Participatory and politically informed collaborations 

International scholars interested in research on Arab populations should engage local partners early on (i.e., in their research conception and design) through a genuinely participatory approach (see Sibai et al., 2019, for some recommendations). International collaborators also need to be sensitive to the political contexts that govern research collaborations in the region. For example, multi-nation projects originating from the Global North frequently aim to include collaborators from Arab countries alongside those from Israel. This effectively disregards the fact that Arab scholars are precluded from participation, either because many Arab countries legally prohibit collaboration with Israeli institutions or because of a wide endorsement of the Boycott, Divestment, and Sanctions (BDS) movement among Arab scholars (e.g., the Middle East Studies Association, 2022) in light of Israel’s apartheid regime against Palestinians (e.g., Amnesty International, 2022; Human Rights Watch, 2021; United Nations Human Rights, 2022) and its continuing occupation of Palestinian and Arab lands.  
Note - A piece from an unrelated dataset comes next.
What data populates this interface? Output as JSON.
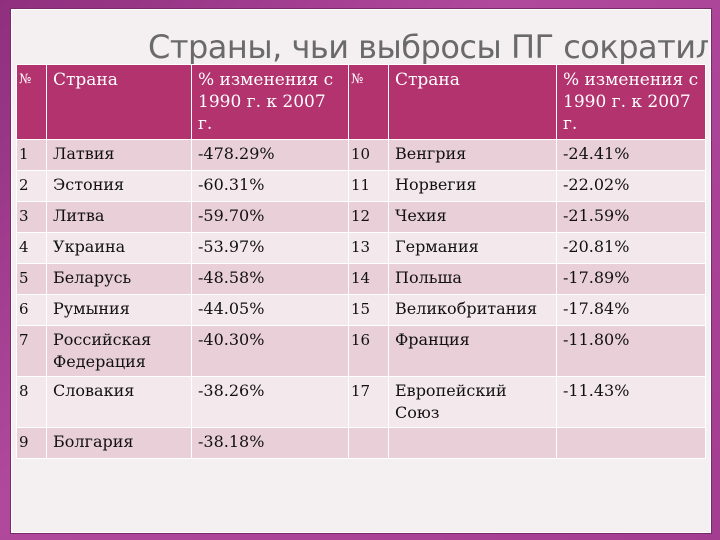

Political resistance and allyship 

Ultimately, the status of psychology in the Arab region can only be analyzed in the context of the region’s economic, social, and political conditions, which are characterized by continuing imperialism, colonialism (including foreign military occupations), authoritarianism, and war. These have dramatic implications for the lives of psychology students, scholars, and practitioners, whose daily life involves coping with state repression, safety threats, unemployment, demanding and precarious work conditions, electricity cuts, expensive and bad-quality internet, as well as the atrocities of wars, military occupation, settler colonialism, displacement, impoverishment, and more. 
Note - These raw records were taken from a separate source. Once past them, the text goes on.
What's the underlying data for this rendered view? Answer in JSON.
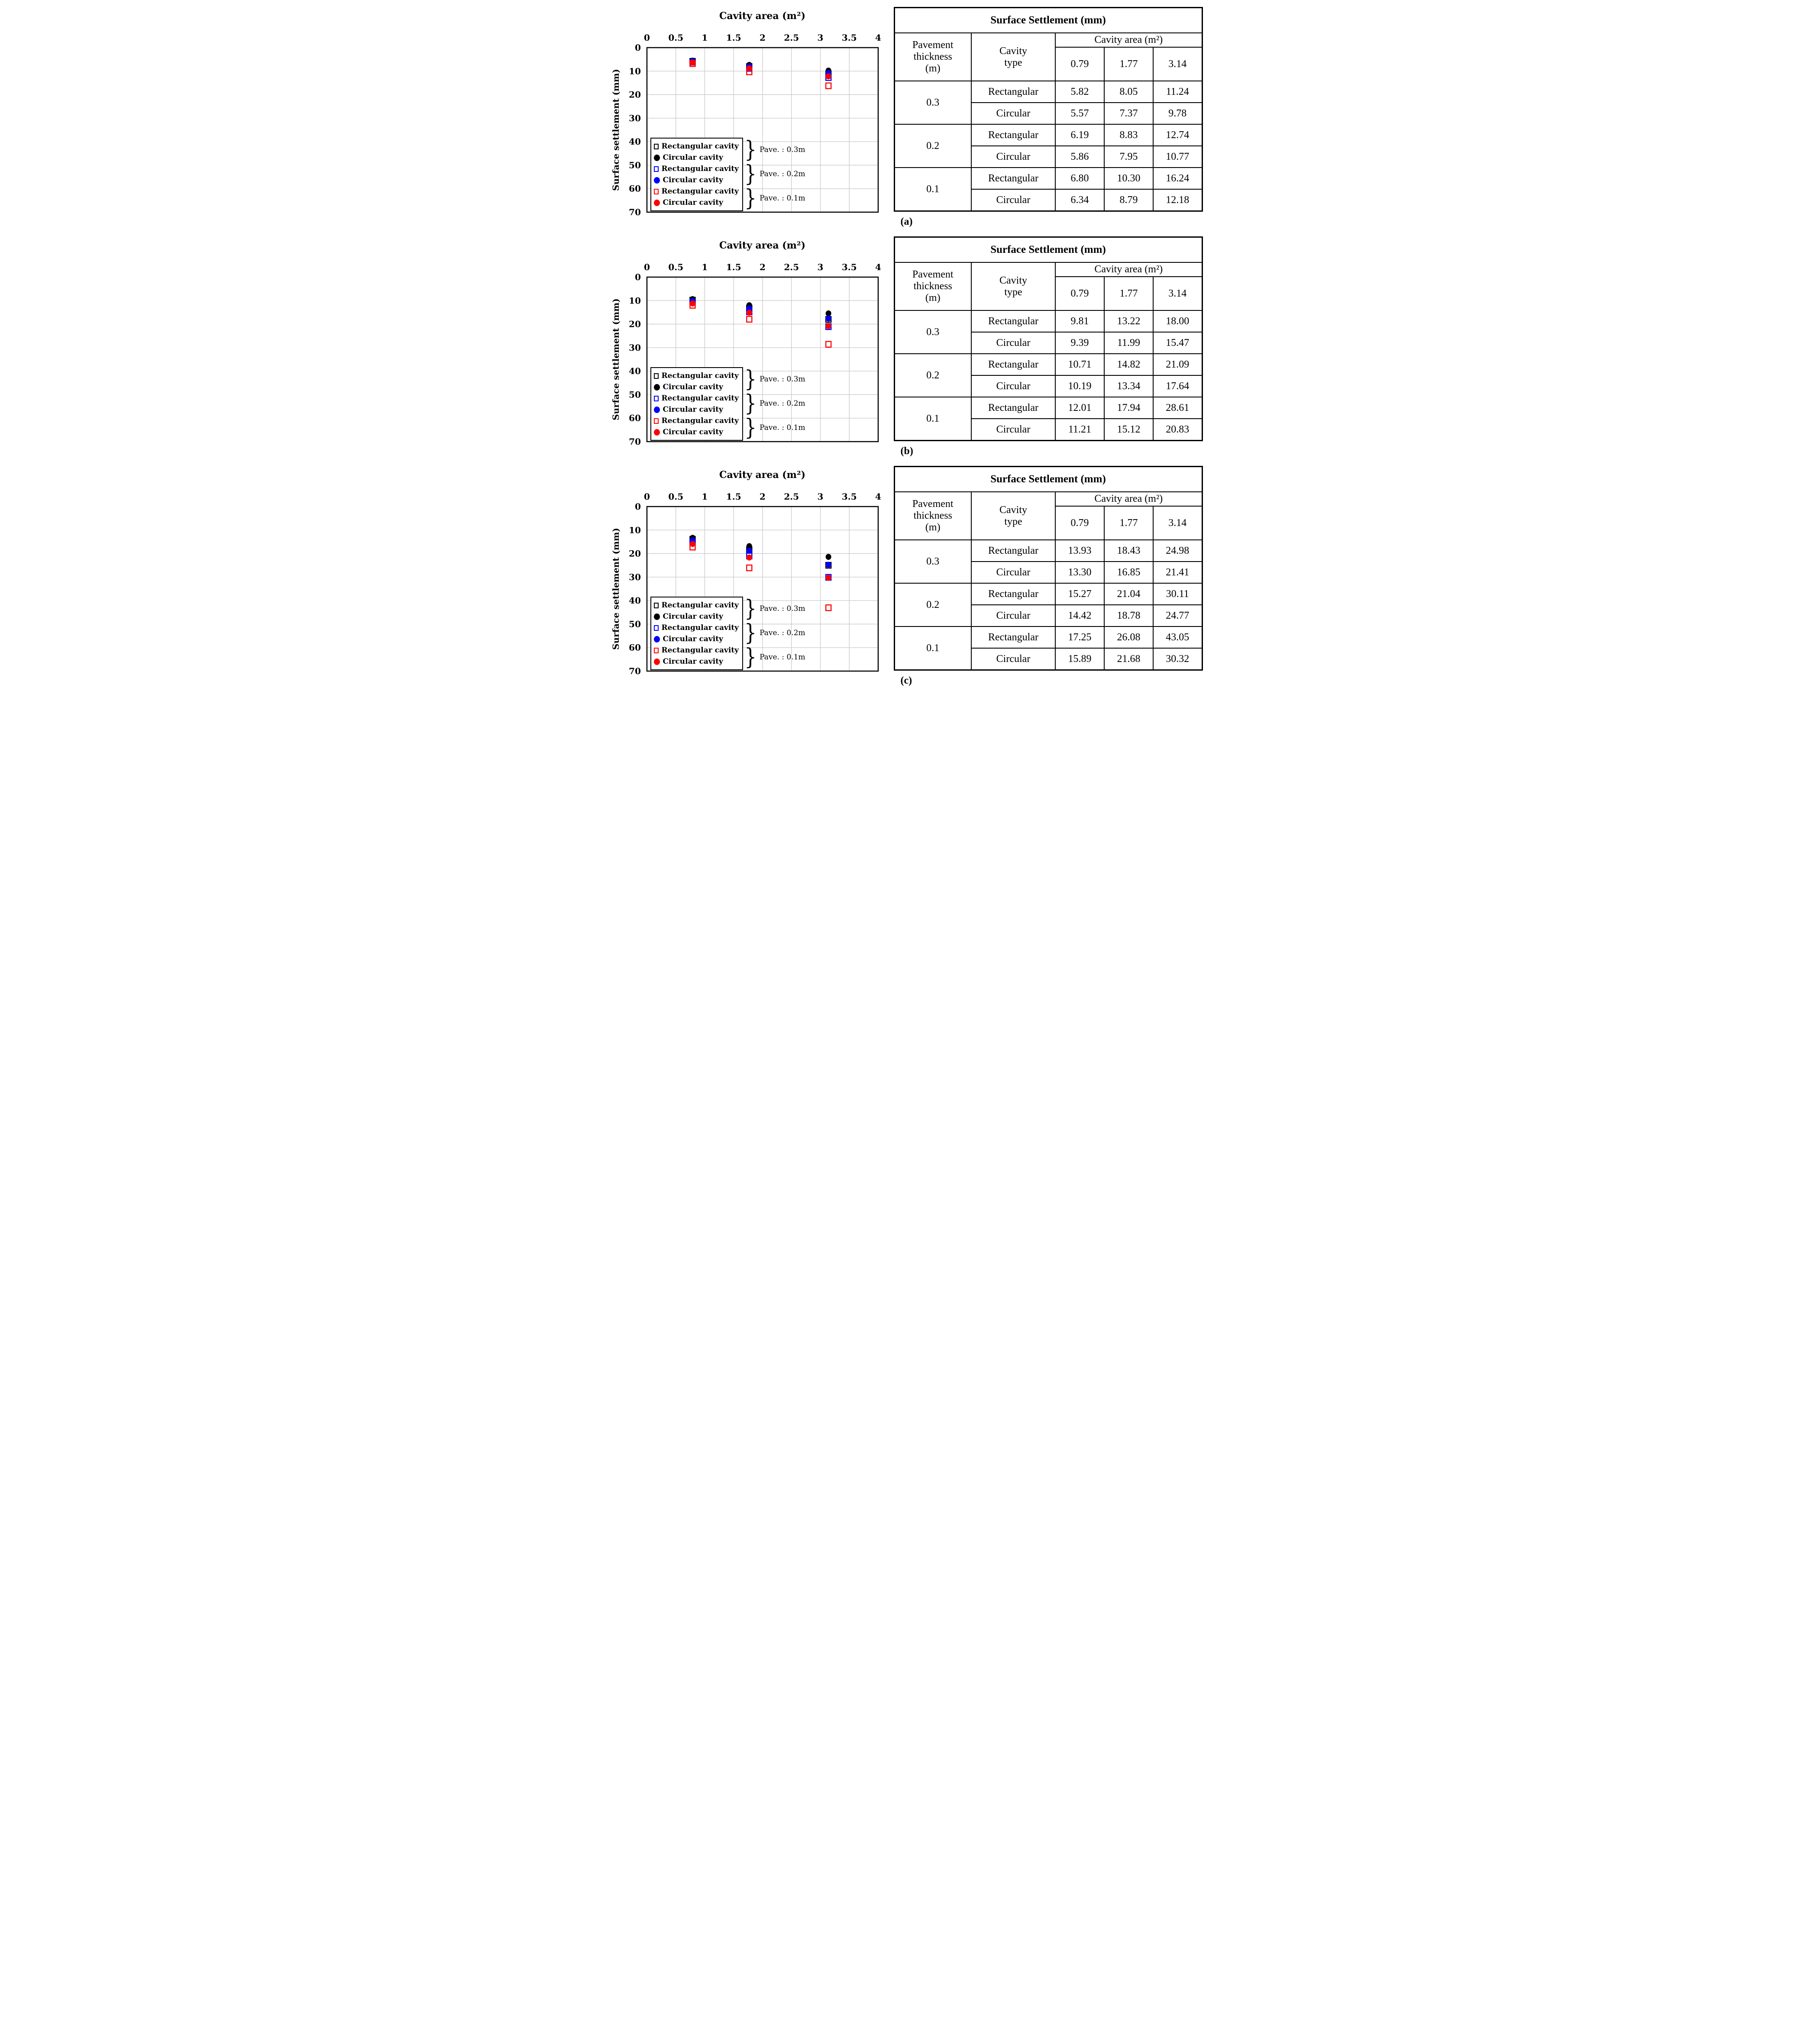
{
  "colors": {
    "black": "#000000",
    "blue": "#0000ff",
    "red": "#ff0000",
    "grid": "#c9c9c9",
    "axis": "#000000",
    "background": "#ffffff"
  },
  "chart_common": {
    "title": "Cavity area (m²)",
    "ylabel": "Surface settlement (mm)",
    "x_tick_labels": [
      "0",
      "0.5",
      "1",
      "1.5",
      "2",
      "2.5",
      "3",
      "3.5",
      "4"
    ],
    "y_tick_labels": [
      "0",
      "10",
      "20",
      "30",
      "40",
      "50",
      "60",
      "70"
    ],
    "xlim": [
      0,
      4
    ],
    "ylim": [
      0,
      70
    ],
    "y_axis_direction": "reversed",
    "grid": "on",
    "legend_position": "bottom-left",
    "legend": {
      "entries": [
        {
          "label": "Rectangular cavity",
          "marker": "square",
          "color": "#000000"
        },
        {
          "label": "Circular cavity",
          "marker": "circle",
          "color": "#000000"
        },
        {
          "label": "Rectangular cavity",
          "marker": "square",
          "color": "#0000ff"
        },
        {
          "label": "Circular cavity",
          "marker": "circle",
          "color": "#0000ff"
        },
        {
          "label": "Rectangular cavity",
          "marker": "square",
          "color": "#ff0000"
        },
        {
          "label": "Circular cavity",
          "marker": "circle",
          "color": "#ff0000"
        }
      ],
      "groups": [
        "Pave. : 0.3m",
        "Pave. : 0.2m",
        "Pave. : 0.1m"
      ]
    }
  },
  "chart_data": [
    {
      "id": "a",
      "type": "scatter",
      "x": [
        0.79,
        1.77,
        3.14
      ],
      "series": [
        {
          "name": "Rectangular cavity (Pave. 0.3m)",
          "marker": "square",
          "color": "#000000",
          "values": [
            5.82,
            8.05,
            11.24
          ]
        },
        {
          "name": "Circular cavity (Pave. 0.3m)",
          "marker": "circle",
          "color": "#000000",
          "values": [
            5.57,
            7.37,
            9.78
          ]
        },
        {
          "name": "Rectangular cavity (Pave. 0.2m)",
          "marker": "square",
          "color": "#0000ff",
          "values": [
            6.19,
            8.83,
            12.74
          ]
        },
        {
          "name": "Circular cavity (Pave. 0.2m)",
          "marker": "circle",
          "color": "#0000ff",
          "values": [
            5.86,
            7.95,
            10.77
          ]
        },
        {
          "name": "Rectangular cavity (Pave. 0.1m)",
          "marker": "square",
          "color": "#ff0000",
          "values": [
            6.8,
            10.3,
            16.24
          ]
        },
        {
          "name": "Circular cavity (Pave. 0.1m)",
          "marker": "circle",
          "color": "#ff0000",
          "values": [
            6.34,
            8.79,
            12.18
          ]
        }
      ]
    },
    {
      "id": "b",
      "type": "scatter",
      "x": [
        0.79,
        1.77,
        3.14
      ],
      "series": [
        {
          "name": "Rectangular cavity (Pave. 0.3m)",
          "marker": "square",
          "color": "#000000",
          "values": [
            9.81,
            13.22,
            18.0
          ]
        },
        {
          "name": "Circular cavity (Pave. 0.3m)",
          "marker": "circle",
          "color": "#000000",
          "values": [
            9.39,
            11.99,
            15.47
          ]
        },
        {
          "name": "Rectangular cavity (Pave. 0.2m)",
          "marker": "square",
          "color": "#0000ff",
          "values": [
            10.71,
            14.82,
            21.09
          ]
        },
        {
          "name": "Circular cavity (Pave. 0.2m)",
          "marker": "circle",
          "color": "#0000ff",
          "values": [
            10.19,
            13.34,
            17.64
          ]
        },
        {
          "name": "Rectangular cavity (Pave. 0.1m)",
          "marker": "square",
          "color": "#ff0000",
          "values": [
            12.01,
            17.94,
            28.61
          ]
        },
        {
          "name": "Circular cavity (Pave. 0.1m)",
          "marker": "circle",
          "color": "#ff0000",
          "values": [
            11.21,
            15.12,
            20.83
          ]
        }
      ]
    },
    {
      "id": "c",
      "type": "scatter",
      "x": [
        0.79,
        1.77,
        3.14
      ],
      "series": [
        {
          "name": "Rectangular cavity (Pave. 0.3m)",
          "marker": "square",
          "color": "#000000",
          "values": [
            13.93,
            18.43,
            24.98
          ]
        },
        {
          "name": "Circular cavity (Pave. 0.3m)",
          "marker": "circle",
          "color": "#000000",
          "values": [
            13.3,
            16.85,
            21.41
          ]
        },
        {
          "name": "Rectangular cavity (Pave. 0.2m)",
          "marker": "square",
          "color": "#0000ff",
          "values": [
            15.27,
            21.04,
            30.11
          ]
        },
        {
          "name": "Circular cavity (Pave. 0.2m)",
          "marker": "circle",
          "color": "#0000ff",
          "values": [
            14.42,
            18.78,
            24.77
          ]
        },
        {
          "name": "Rectangular cavity (Pave. 0.1m)",
          "marker": "square",
          "color": "#ff0000",
          "values": [
            17.25,
            26.08,
            43.05
          ]
        },
        {
          "name": "Circular cavity (Pave. 0.1m)",
          "marker": "circle",
          "color": "#ff0000",
          "values": [
            15.89,
            21.68,
            30.32
          ]
        }
      ]
    }
  ],
  "tables": [
    {
      "label": "(a)",
      "title": "Surface Settlement (mm)",
      "col1": "Pavement\nthickness\n(m)",
      "col2": "Cavity\ntype",
      "span": "Cavity area (m²)",
      "areas": [
        "0.79",
        "1.77",
        "3.14"
      ],
      "groups": [
        {
          "thickness": "0.3",
          "rows": [
            {
              "type": "Rectangular",
              "values": [
                "5.82",
                "8.05",
                "11.24"
              ]
            },
            {
              "type": "Circular",
              "values": [
                "5.57",
                "7.37",
                "9.78"
              ]
            }
          ]
        },
        {
          "thickness": "0.2",
          "rows": [
            {
              "type": "Rectangular",
              "values": [
                "6.19",
                "8.83",
                "12.74"
              ]
            },
            {
              "type": "Circular",
              "values": [
                "5.86",
                "7.95",
                "10.77"
              ]
            }
          ]
        },
        {
          "thickness": "0.1",
          "rows": [
            {
              "type": "Rectangular",
              "values": [
                "6.80",
                "10.30",
                "16.24"
              ]
            },
            {
              "type": "Circular",
              "values": [
                "6.34",
                "8.79",
                "12.18"
              ]
            }
          ]
        }
      ]
    },
    {
      "label": "(b)",
      "title": "Surface Settlement (mm)",
      "col1": "Pavement\nthickness\n(m)",
      "col2": "Cavity\ntype",
      "span": "Cavity area (m²)",
      "areas": [
        "0.79",
        "1.77",
        "3.14"
      ],
      "groups": [
        {
          "thickness": "0.3",
          "rows": [
            {
              "type": "Rectangular",
              "values": [
                "9.81",
                "13.22",
                "18.00"
              ]
            },
            {
              "type": "Circular",
              "values": [
                "9.39",
                "11.99",
                "15.47"
              ]
            }
          ]
        },
        {
          "thickness": "0.2",
          "rows": [
            {
              "type": "Rectangular",
              "values": [
                "10.71",
                "14.82",
                "21.09"
              ]
            },
            {
              "type": "Circular",
              "values": [
                "10.19",
                "13.34",
                "17.64"
              ]
            }
          ]
        },
        {
          "thickness": "0.1",
          "rows": [
            {
              "type": "Rectangular",
              "values": [
                "12.01",
                "17.94",
                "28.61"
              ]
            },
            {
              "type": "Circular",
              "values": [
                "11.21",
                "15.12",
                "20.83"
              ]
            }
          ]
        }
      ]
    },
    {
      "label": "(c)",
      "title": "Surface Settlement (mm)",
      "col1": "Pavement\nthickness\n(m)",
      "col2": "Cavity\ntype",
      "span": "Cavity area (m²)",
      "areas": [
        "0.79",
        "1.77",
        "3.14"
      ],
      "groups": [
        {
          "thickness": "0.3",
          "rows": [
            {
              "type": "Rectangular",
              "values": [
                "13.93",
                "18.43",
                "24.98"
              ]
            },
            {
              "type": "Circular",
              "values": [
                "13.30",
                "16.85",
                "21.41"
              ]
            }
          ]
        },
        {
          "thickness": "0.2",
          "rows": [
            {
              "type": "Rectangular",
              "values": [
                "15.27",
                "21.04",
                "30.11"
              ]
            },
            {
              "type": "Circular",
              "values": [
                "14.42",
                "18.78",
                "24.77"
              ]
            }
          ]
        },
        {
          "thickness": "0.1",
          "rows": [
            {
              "type": "Rectangular",
              "values": [
                "17.25",
                "26.08",
                "43.05"
              ]
            },
            {
              "type": "Circular",
              "values": [
                "15.89",
                "21.68",
                "30.32"
              ]
            }
          ]
        }
      ]
    }
  ]
}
International powers—particularly the United States, but also many European countries as well as Russia—are directly involved in the oppressive economic and political conditions many of the Arab peoples endure. Examples include unwavering Western support for Israel (Congressional Research Service, 2022) despite documented Israeli occupation and apartheid in Palestine (e.g., United Nations Human Rights, 2022); wars with direct military intervention (in, e.g., Iraq, Syria, and Libya) or via proxies; and support for unelected, oppressive authoritarian regimes (e.g., Saudi Arabia, Egypt), in addition to support for neoliberal economic models in the Arab region, which increase economic inequalities (Hanieh, 2015). Importantly, foreign academic institutions also play a role in perpetuating Western hegemony over the Arab region—for example, through ties with the military-industrial complex (e.g., Arkin & O’Brien, 2015; Camara & Chen, 2021; Fellowship of Reconciliation & Campaign Against Arms Trade, 2007; Nichols, 2019; Palestine Solidarity Campaign, n.d.).  

Meanwhile, many in the Arab region, psychologists included, continue to resist these oppressive economic and political conditions, as exemplified by the different waves of Arab uprisings that began in 2011 and continue to this day. International solidarity and allyship are important. Building a diverse and inclusive psychology inevitably requires that we reexamine what positions we are collectively taking or failing to take against imperialist projects, (neo)colonialism, authoritarianism, and neoliberalism. We cannot hope to build a psychological science for all without engaging as citizens, students, academics, psychology associations, and unions in acts of political resistance against exploitative and hegemonic systems and powers; what we need is a joint resistance that engages those who suffer as well as those who benefit from these hierarchies.